We can run this like so:
>>> import ga
>>> import nurseFitness
>>> n=nurseFitness.nurseProblem(5,5)
>>> n.addConstraint(nurseFitness.oneNursePerShift)
>>> n.addConstraint(nurseFitness.oneShiftEach)
>>> g=ga.GA(nurseFitness.nurseFitness, 20, 100, 0.1, 25, 0.1, n)
>>> g.runGA()
This will create a nurseProblem with 5 nurses and 5 shifts, attach the two constraints, and then run the GA with a population of 20 individuals for 100 iterations, with elitism and mutationRate of 0.1 and a string length of 25.

Coding, pt 2 Your job is to code some more interesting constraints for a larger problem. Here are the parameters:

We want to staff a floor on a hospital for a one-week schedule. The hospital has three 8-hour shifts per day, 7 days a week, for a total of 21 shifts. There are 10 nurses who work on the floor. You should write constraint functions for each of these constraints. (In other words, write four separate functions.) These functions should return (0-number of constraints violated). For example, You will want to test each of these constraints separately.
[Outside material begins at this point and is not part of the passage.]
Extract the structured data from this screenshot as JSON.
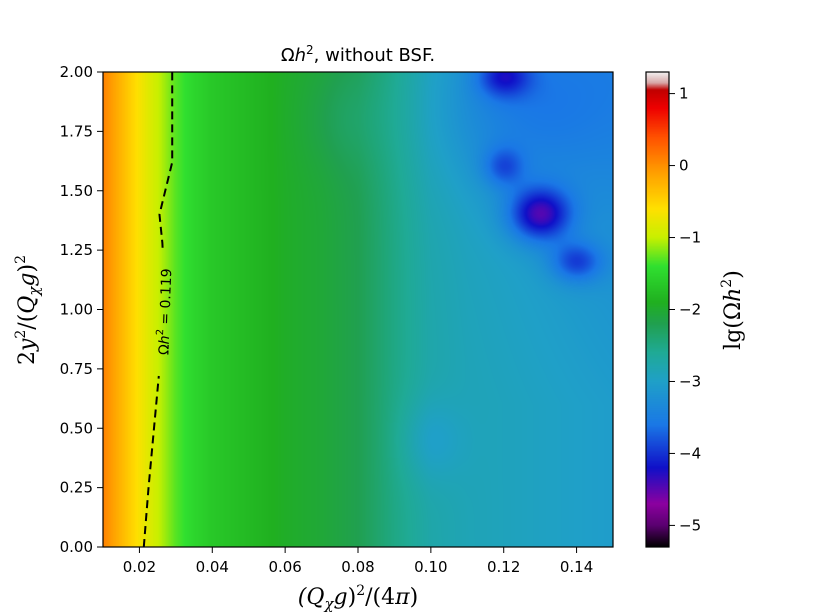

Report, pt 4: Once you have coded these constraints, run your GA with mutation rate of 0.1, a population of (at least) 100, and (at least) 1000 iterations. Vary elitism from 0, 0.1, 0.25, 0.5 and 0.75. Prepare a graph with iterations on the x axis, fitness of the best solution on the y axis, and 1 line for each experiment. How does elitism affect the time needed to find a solution, and the quality of the solution found? Is the effect different than for the matching problem? Is the GA always able to find a consistent schedule?

Repeat the previous experiment, but fix elitism at 0.1 and vary population size from 10, 25, 50, 100, 500, 1000. Prepare a graph with iterations on the x axis, fitness of the best solution on the y axis, and 1 line for each experiment. How does population size affect the time needed to find a solution, and the quality of the solution found?